Peroxisomes are the location for the initial steps of ether-phospholipid (ether-PLs) synthesis. Ether-PLs are a type of glycerophospholipids that contain an ether bond at the sn-1 position on the glycerol backbone. These can be split into two types: alkyl ether-PLs or alkenyl (or vinyl) ether-PLs and this is based on the unsaturation next to the ether bond. Alkenyl ether-PLs are also called plasmalogens and these contain a double bond next to the ether, making these lipids very important within lipid rafts, in cellular signaling, and allows them to act as an antioxidant. Ether-PLs make up almost 20% of the phospholipids in the brain and are a major constituent of myelin. The double bond in plasmalogens causes their side-chains to be more compact which adds structural rigidity to myelin. When ether-PLs homeostasis is altered, this can interfere with neuronal function and trigger neuroinflammation since plasmalogens have essential roles in regulating inflammatory responses. Also, when plasmalogens are supplied through a treatment, microglial activation can be effectively reduced, supporting their importance in inflammation regulation.

Peroxisomes are responsible for maintaining redox balance within cells through containing both radical oxygen species (ROS)-generating and ROS-degrading enzymes. Many of the enzymes within peroxisomes create hydrogen peroxide as a by-product which then needs to be broken down by one of the antioxidant enzymes in the organelle. When this balance is interrupted, it can lead to oxidative stress in the cell, which is associated with neuroinflammation. When neuroinflammation occurs, ROS are produced and this can trigger immune cells to respond by activating microglia or astrocytes.

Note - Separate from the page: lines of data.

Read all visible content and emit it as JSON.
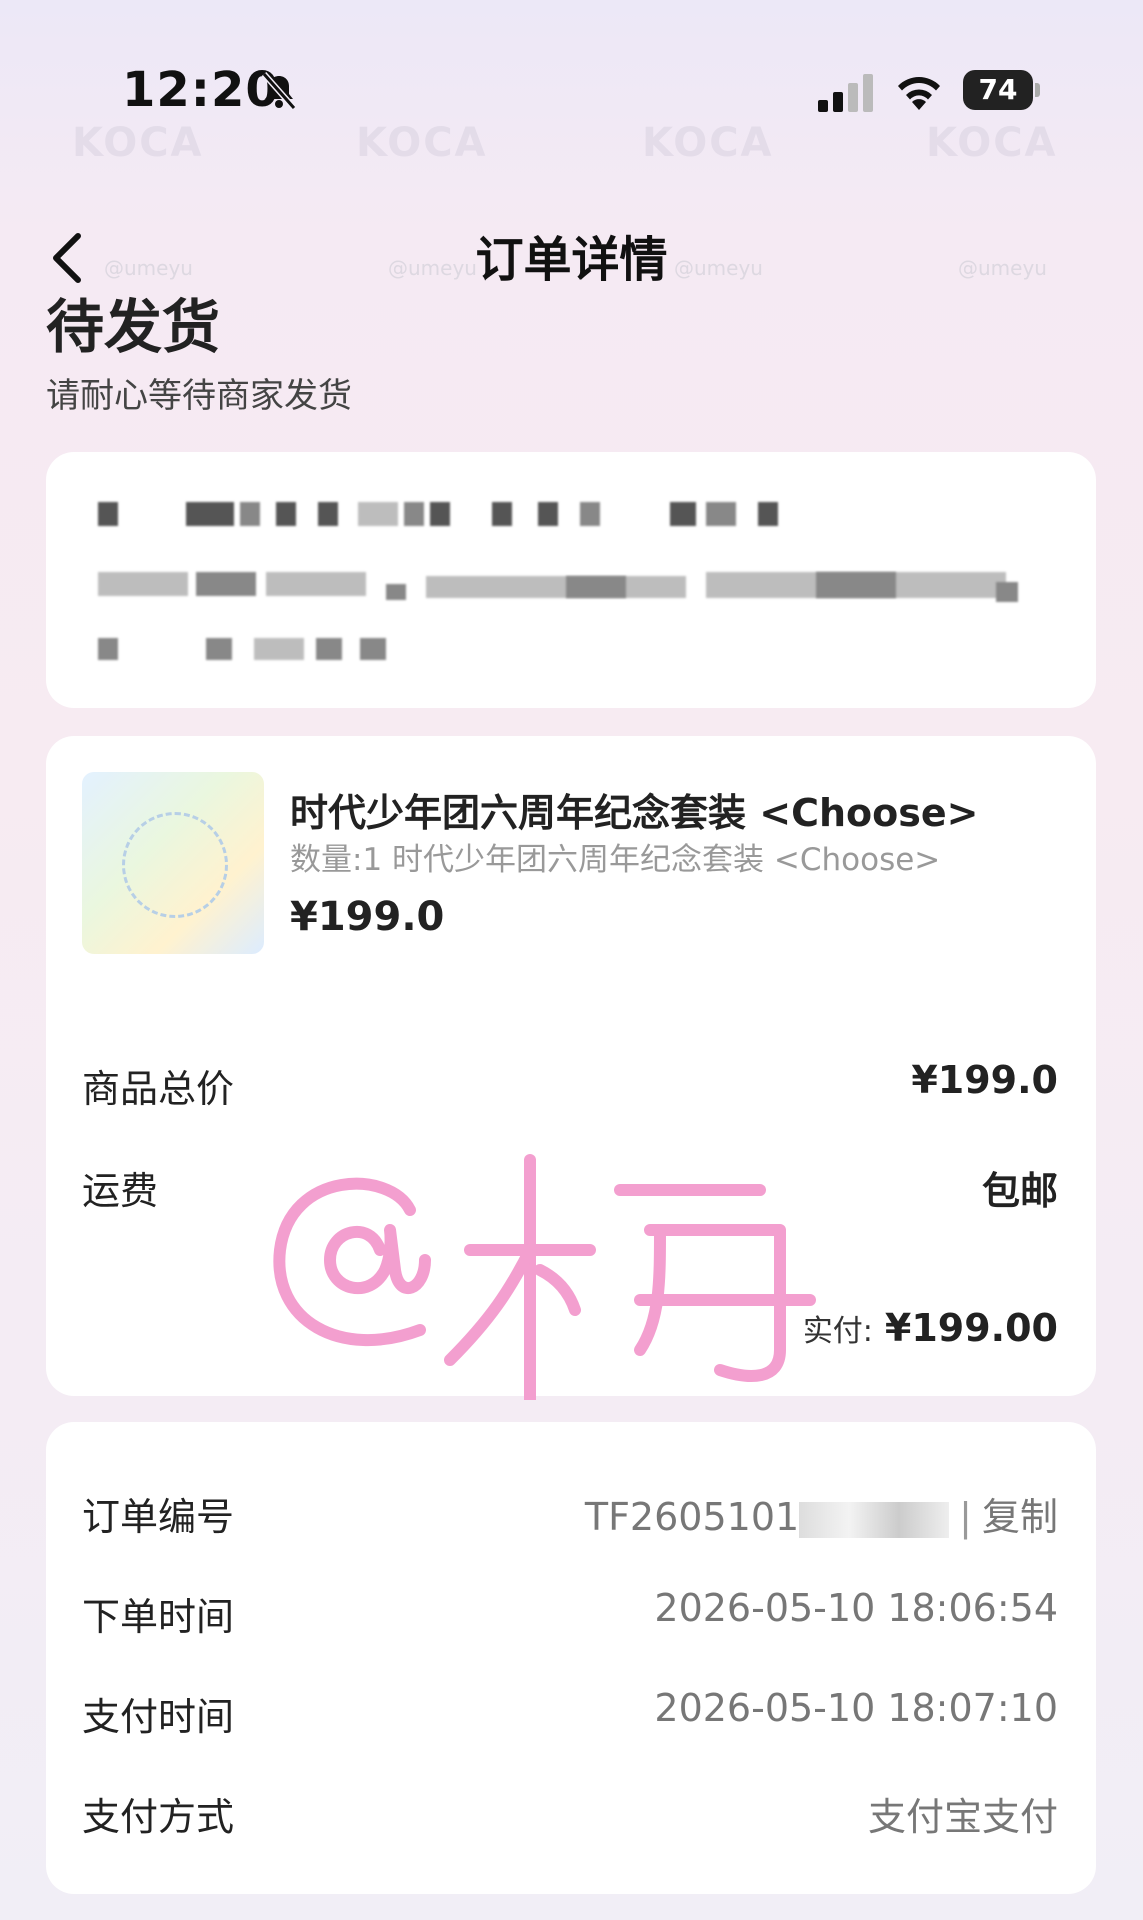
{
  "status_bar": {
    "time": "12:20",
    "battery": "74"
  },
  "nav": {
    "title": "订单详情"
  },
  "order_status": {
    "title": "待发货",
    "subtitle": "请耐心等待商家发货"
  },
  "product": {
    "title": "时代少年团六周年纪念套装 <Choose>",
    "description": "数量:1 时代少年团六周年纪念套装 <Choose>",
    "price": "¥199.0"
  },
  "price_summary": {
    "subtotal_label": "商品总价",
    "subtotal_value": "¥199.0",
    "shipping_label": "运费",
    "shipping_value": "包邮",
    "paid_label": "实付:",
    "paid_value": "¥199.00"
  },
  "order_info": {
    "order_no_label": "订单编号",
    "order_no_prefix": "TF2605101",
    "copy_label": "复制",
    "order_time_label": "下单时间",
    "order_time_value": "2026-05-10 18:06:54",
    "pay_time_label": "支付时间",
    "pay_time_value": "2026-05-10 18:07:10",
    "pay_method_label": "支付方式",
    "pay_method_value": "支付宝支付"
  },
  "watermark": {
    "brand": "KOCA",
    "handle": "@umeyu"
  },
  "colors": {
    "accent_pink": "#f39fcf"
  }
}
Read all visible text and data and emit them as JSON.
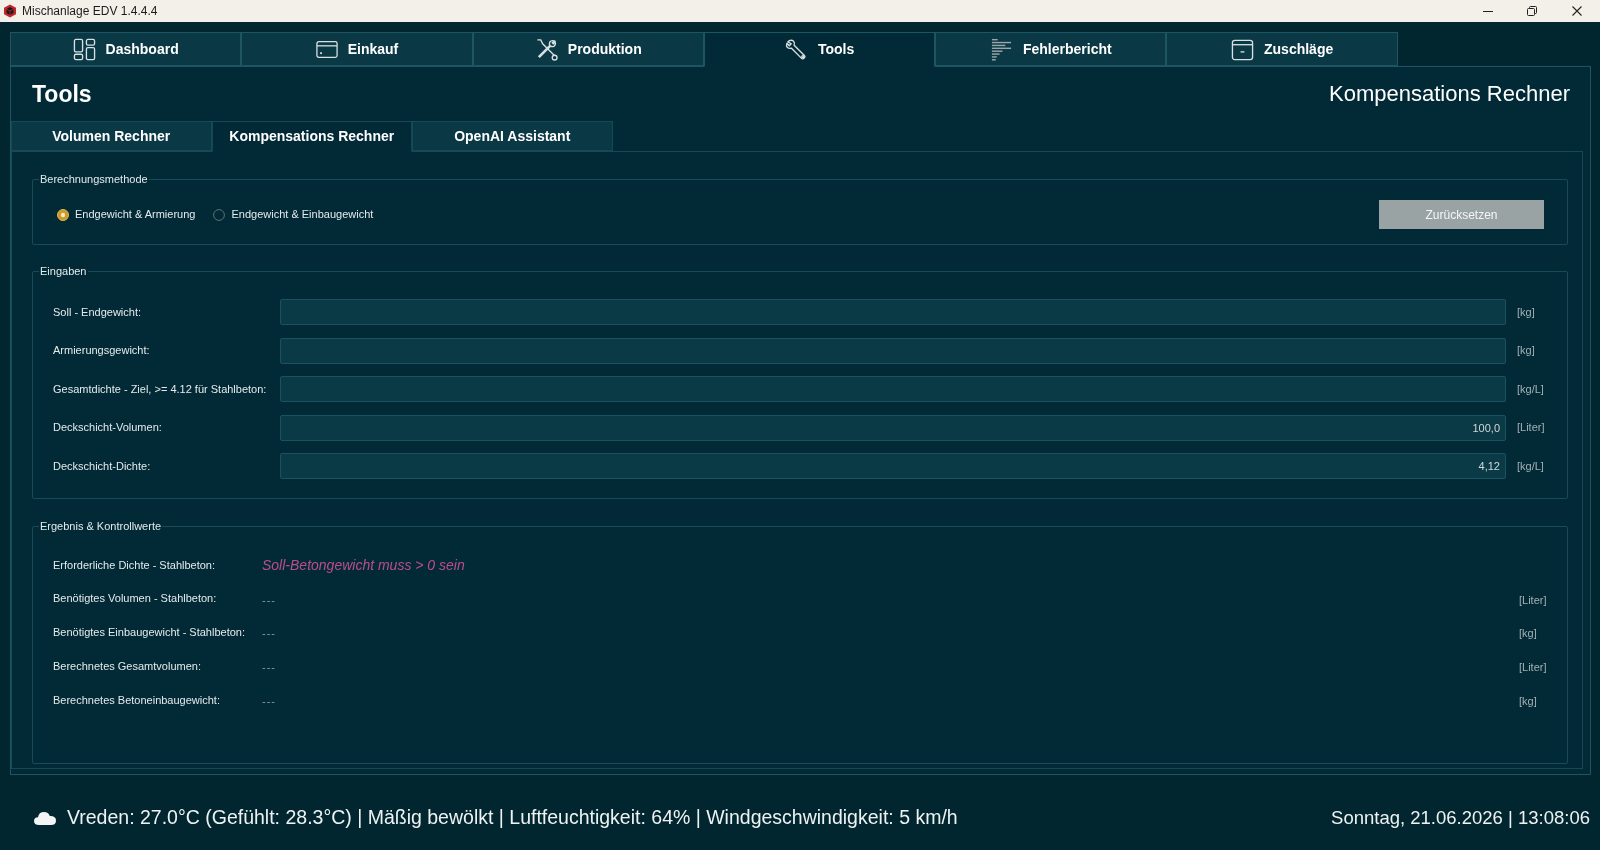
{
  "window": {
    "title": "Mischanlage EDV 1.4.4.4"
  },
  "tabs": [
    {
      "label": "Dashboard",
      "selected": false
    },
    {
      "label": "Einkauf",
      "selected": false
    },
    {
      "label": "Produktion",
      "selected": false
    },
    {
      "label": "Tools",
      "selected": true
    },
    {
      "label": "Fehlerbericht",
      "selected": false
    },
    {
      "label": "Zuschläge",
      "selected": false
    }
  ],
  "page": {
    "title": "Tools",
    "subtitle": "Kompensations Rechner"
  },
  "subtabs": [
    {
      "label": "Volumen Rechner",
      "selected": false
    },
    {
      "label": "Kompensations Rechner",
      "selected": true
    },
    {
      "label": "OpenAI Assistant",
      "selected": false
    }
  ],
  "method_group": {
    "title": "Berechnungsmethode",
    "options": [
      {
        "label": "Endgewicht & Armierung",
        "selected": true
      },
      {
        "label": "Endgewicht & Einbaugewicht",
        "selected": false
      }
    ],
    "reset_button": "Zurücksetzen"
  },
  "inputs_group": {
    "title": "Eingaben",
    "fields": [
      {
        "label": "Soll - Endgewicht:",
        "unit": "[kg]"
      },
      {
        "label": "Armierungsgewicht:",
        "unit": "[kg]"
      },
      {
        "label": "Gesamtdichte - Ziel, >= 4.12 für Stahlbeton:",
        "unit": "[kg/L]"
      },
      {
        "label": "Deckschicht-Volumen:",
        "value": "100,0",
        "unit": "[Liter]"
      },
      {
        "label": "Deckschicht-Dichte:",
        "value": "4,12",
        "unit": "[kg/L]"
      }
    ]
  },
  "results_group": {
    "title": "Ergebnis & Kontrollwerte",
    "rows": [
      {
        "label": "Erforderliche Dichte - Stahlbeton:",
        "value": "Soll-Betongewicht muss > 0 sein",
        "kind": "error"
      },
      {
        "label": "Benötigtes Volumen - Stahlbeton:",
        "value": "---",
        "unit": "[Liter]",
        "kind": "pending"
      },
      {
        "label": "Benötigtes Einbaugewicht - Stahlbeton:",
        "value": "---",
        "unit": "[kg]",
        "kind": "pending"
      },
      {
        "label": "Berechnetes Gesamtvolumen:",
        "value": "---",
        "unit": "[Liter]",
        "kind": "pending"
      },
      {
        "label": "Berechnetes Betoneinbaugewicht:",
        "value": "---",
        "unit": "[kg]",
        "kind": "pending"
      }
    ]
  },
  "status_bar": {
    "weather": "Vreden: 27.0°C (Gefühlt: 28.3°C) | Mäßig bewölkt | Luftfeuchtigkeit: 64% | Windgeschwindigkeit: 5 km/h",
    "datetime": "Sonntag, 21.06.2026 | 13:08:06"
  }
}
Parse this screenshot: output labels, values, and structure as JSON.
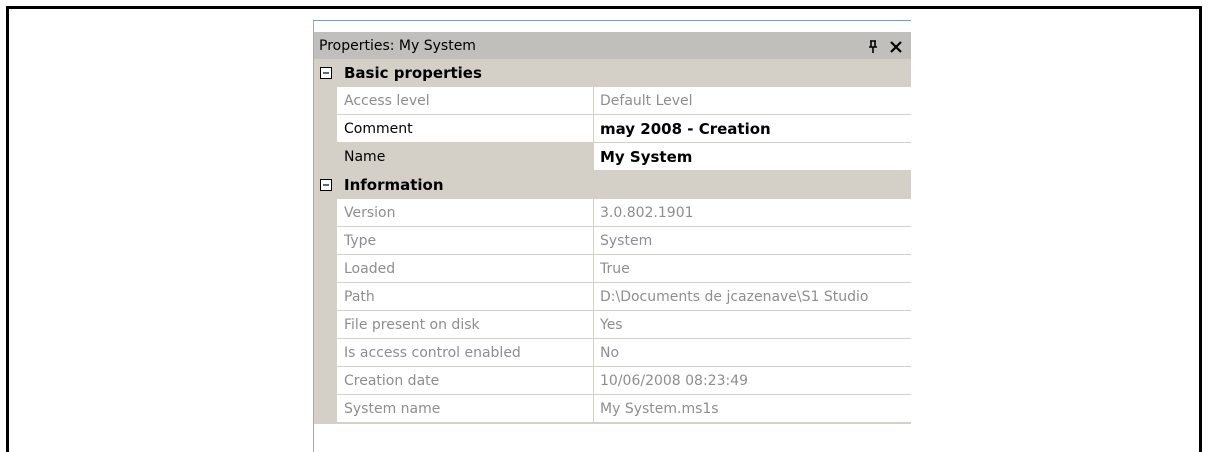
{
  "panel": {
    "title": "Properties: My System",
    "pin_icon": "pin-icon",
    "close_icon": "close-icon"
  },
  "categories": [
    {
      "label": "Basic properties",
      "toggle_icon": "collapse-minus-icon",
      "rows": [
        {
          "name": "Access level",
          "value": "Default Level"
        },
        {
          "name": "Comment",
          "value": "may 2008 - Creation"
        },
        {
          "name": "Name",
          "value": "My System"
        }
      ]
    },
    {
      "label": "Information",
      "toggle_icon": "collapse-minus-icon",
      "rows": [
        {
          "name": "Version",
          "value": "3.0.802.1901"
        },
        {
          "name": "Type",
          "value": "System"
        },
        {
          "name": "Loaded",
          "value": "True"
        },
        {
          "name": "Path",
          "value": "D:\\Documents de jcazenave\\S1 Studio"
        },
        {
          "name": "File present on disk",
          "value": "Yes"
        },
        {
          "name": "Is access control enabled",
          "value": "No"
        },
        {
          "name": "Creation date",
          "value": "10/06/2008 08:23:49"
        },
        {
          "name": "System name",
          "value": "My System.ms1s"
        }
      ]
    }
  ],
  "colors": {
    "category_background": "#d4d0c8",
    "titlebar_background": "#c0bfbb",
    "readonly_text": "#8e8e8e",
    "editable_text": "#000000"
  }
}
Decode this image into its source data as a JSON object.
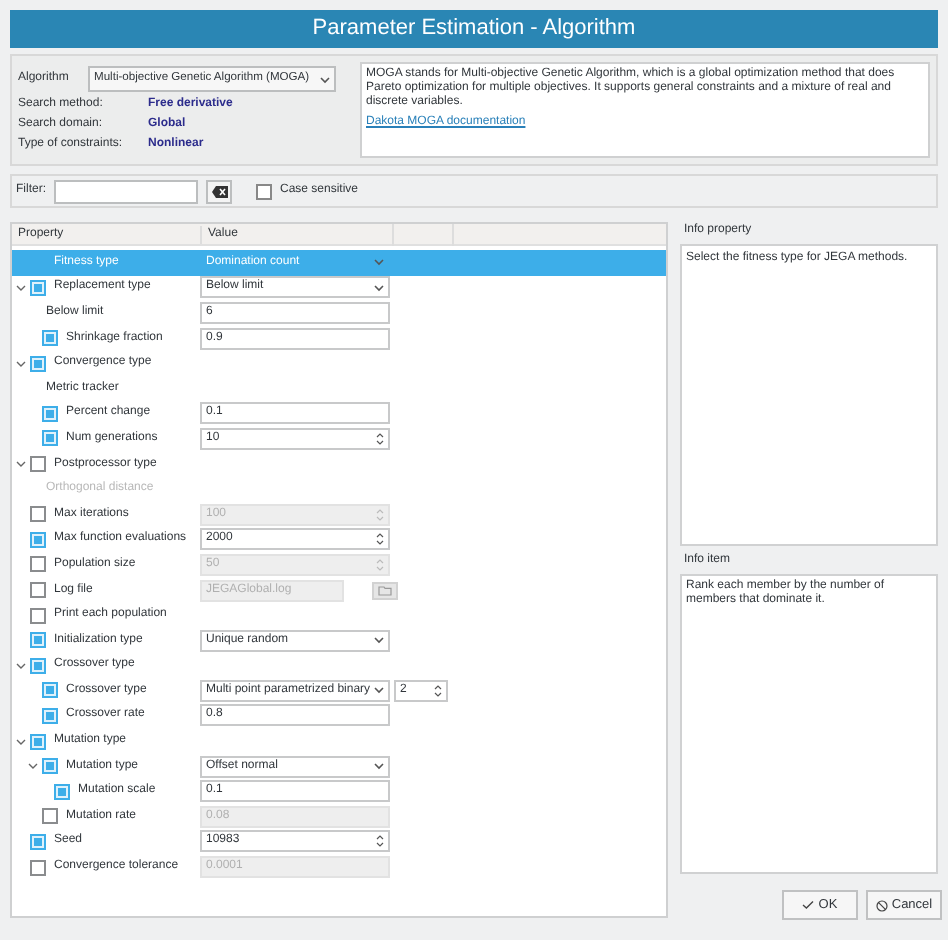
{
  "window": {
    "title": "Parameter Estimation - Algorithm"
  },
  "algorithm": {
    "label": "Algorithm",
    "value": "Multi-objective Genetic Algorithm (MOGA)",
    "properties": [
      {
        "label": "Search method:",
        "value": "Free derivative"
      },
      {
        "label": "Search domain:",
        "value": "Global"
      },
      {
        "label": "Type of constraints:",
        "value": "Nonlinear"
      }
    ],
    "description": "MOGA stands for Multi-objective Genetic Algorithm, which is a global optimization method that does Pareto optimization for multiple objectives. It supports general constraints and a mixture of real and discrete variables.",
    "link": "Dakota MOGA documentation"
  },
  "filter": {
    "label": "Filter:",
    "case_sensitive": {
      "label": "Case sensitive",
      "checked": false
    }
  },
  "table": {
    "columns": [
      "Property",
      "Value"
    ],
    "rows": [
      {
        "label": "Fitness type",
        "selected": true,
        "value": {
          "kind": "combo",
          "text": "Domination count"
        }
      },
      {
        "label": "Replacement type",
        "checked": true,
        "expanded": true,
        "selected": false,
        "value": {
          "kind": "combo",
          "text": "Below limit"
        },
        "children": [
          {
            "label": "Below limit",
            "selected": false,
            "value": {
              "kind": "text",
              "text": "6"
            }
          },
          {
            "label": "Shrinkage fraction",
            "checked": true,
            "selected": false,
            "value": {
              "kind": "text",
              "text": "0.9"
            }
          }
        ]
      },
      {
        "label": "Convergence type",
        "checked": true,
        "expanded": true,
        "selected": false,
        "children": [
          {
            "label": "Metric tracker",
            "selected": false
          },
          {
            "label": "Percent change",
            "checked": true,
            "selected": false,
            "value": {
              "kind": "text",
              "text": "0.1"
            }
          },
          {
            "label": "Num generations",
            "checked": true,
            "selected": false,
            "value": {
              "kind": "spin",
              "text": "10"
            }
          }
        ]
      },
      {
        "label": "Postprocessor type",
        "checked": false,
        "expanded": true,
        "selected": false,
        "children": [
          {
            "label": "Orthogonal distance",
            "selected": false,
            "disabled": true
          }
        ]
      },
      {
        "label": "Max iterations",
        "checked": false,
        "selected": false,
        "value": {
          "kind": "spin",
          "text": "100",
          "disabled": true
        }
      },
      {
        "label": "Max function evaluations",
        "checked": true,
        "selected": false,
        "value": {
          "kind": "spin",
          "text": "2000"
        }
      },
      {
        "label": "Population size",
        "checked": false,
        "selected": false,
        "value": {
          "kind": "spin",
          "text": "50",
          "disabled": true
        }
      },
      {
        "label": "Log file",
        "checked": false,
        "selected": false,
        "value": {
          "kind": "file",
          "text": "JEGAGlobal.log",
          "disabled": true
        }
      },
      {
        "label": "Print each population",
        "checked": false,
        "selected": false
      },
      {
        "label": "Initialization type",
        "checked": true,
        "selected": false,
        "value": {
          "kind": "combo",
          "text": "Unique random"
        }
      },
      {
        "label": "Crossover type",
        "checked": true,
        "expanded": true,
        "selected": false,
        "children": [
          {
            "label": "Crossover type",
            "checked": true,
            "selected": false,
            "value": {
              "kind": "combo",
              "text": "Multi point parametrized binary",
              "extra": "2"
            }
          },
          {
            "label": "Crossover rate",
            "checked": true,
            "selected": false,
            "value": {
              "kind": "text",
              "text": "0.8"
            }
          }
        ]
      },
      {
        "label": "Mutation type",
        "checked": true,
        "expanded": true,
        "selected": false,
        "children": [
          {
            "label": "Mutation type",
            "checked": true,
            "expanded": true,
            "selected": false,
            "value": {
              "kind": "combo",
              "text": "Offset normal"
            },
            "children": [
              {
                "label": "Mutation scale",
                "checked": true,
                "selected": false,
                "value": {
                  "kind": "text",
                  "text": "0.1"
                }
              }
            ]
          },
          {
            "label": "Mutation rate",
            "checked": false,
            "selected": false,
            "value": {
              "kind": "text",
              "text": "0.08",
              "disabled": true
            }
          }
        ]
      },
      {
        "label": "Seed",
        "checked": true,
        "selected": false,
        "value": {
          "kind": "spin",
          "text": "10983"
        }
      },
      {
        "label": "Convergence tolerance",
        "checked": false,
        "selected": false,
        "value": {
          "kind": "text",
          "text": "0.0001",
          "disabled": true
        }
      }
    ]
  },
  "info_property": {
    "label": "Info property",
    "text": "Select the fitness type for JEGA methods."
  },
  "info_item": {
    "label": "Info item",
    "text": "Rank each member by the number of members that dominate it."
  },
  "buttons": [
    {
      "kind": "ok",
      "label": "OK"
    },
    {
      "kind": "cancel",
      "label": "Cancel"
    }
  ]
}
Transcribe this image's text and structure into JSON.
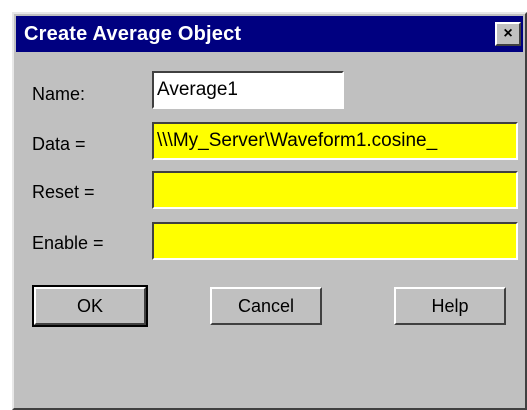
{
  "window": {
    "title": "Create Average Object",
    "close_label": "×"
  },
  "form": {
    "name_label": "Name:",
    "name_value": "Average1",
    "data_label": "Data =",
    "data_value": "\\\\\\My_Server\\Waveform1.cosine_",
    "reset_label": "Reset =",
    "reset_value": "",
    "enable_label": "Enable =",
    "enable_value": ""
  },
  "buttons": {
    "ok_label": "OK",
    "cancel_label": "Cancel",
    "help_label": "Help"
  },
  "colors": {
    "titlebar": "#000080",
    "dialog": "#c0c0c0",
    "highlight_field": "#ffff00"
  },
  "icons": {
    "close": "close-icon"
  }
}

Mutations in one or more peroxisomal proteins that leads to a disruption in peroxisomal activity result in peroxisomal disorders and these can be classified as either peroxisomal biogenesis disorders (PBDs) or single-peroxisomal protein deficiencies. This literature blog will only explore the PBDs. PBDs are the result of mutations in any of 13 PEX genes which encode proteins that act to import peroxisomal proteins to peroxisomal structures and the inability for this to occur alters peroxisomal assembly or prevents maturation. Some examples of PBDs are Rhizomelic chondrodysplasia punctata (RCDP) and Zellweger spectrum disorders (ZSDs) including Zellweger syndrome (ZS), neonatal adrenoleukodystrophy (NALD), and infantile Refsum’s disease (IRD). Neuroinflammation has not been studied in depth in humans with PBDs, but severe inflammatory responses have been associated in a patient with ZS with a mutation in PEX6 as well as animal models of ZSDs. Increased levels of proinflammatory cytokines and chemokines have been shown in brains of oligodendrocyte-specific Pex5-knockout mice. In addition, in neural-specific Pex5-knockout mice, activation of innate immune response was present and many proinflammatory markers were significantly increased in the brains of these mice.

Sarkar and Lipinski were interested in exploring the literature for the role of peroxisomes in neuroinflammation. They looked at the many roles that peroxisomes have in immune responses including peroxisomal β-oxidation, synthesis of ether-lipids, and peroxisomal redox metabolism, as well as their role in innate immune signaling during viral infection and neuroinflammation in peroxisomal disorders. Through all the data that has been gathered on peroxisomes and inflammation, it is clear that intact peroxisomal function is necessary to impede neuroinflammation. PBDs are not very common, however the authors note that it is also known that peroxisomal function reduces with age and this could be associated with neurodegeneration and increased neuroinflammation. Continued research into the role of peroxisomes in neuroinflammation and its protective abilities could help provide additional therapeutic targets for PBDs, neurodegeneration, and neuroinflammation.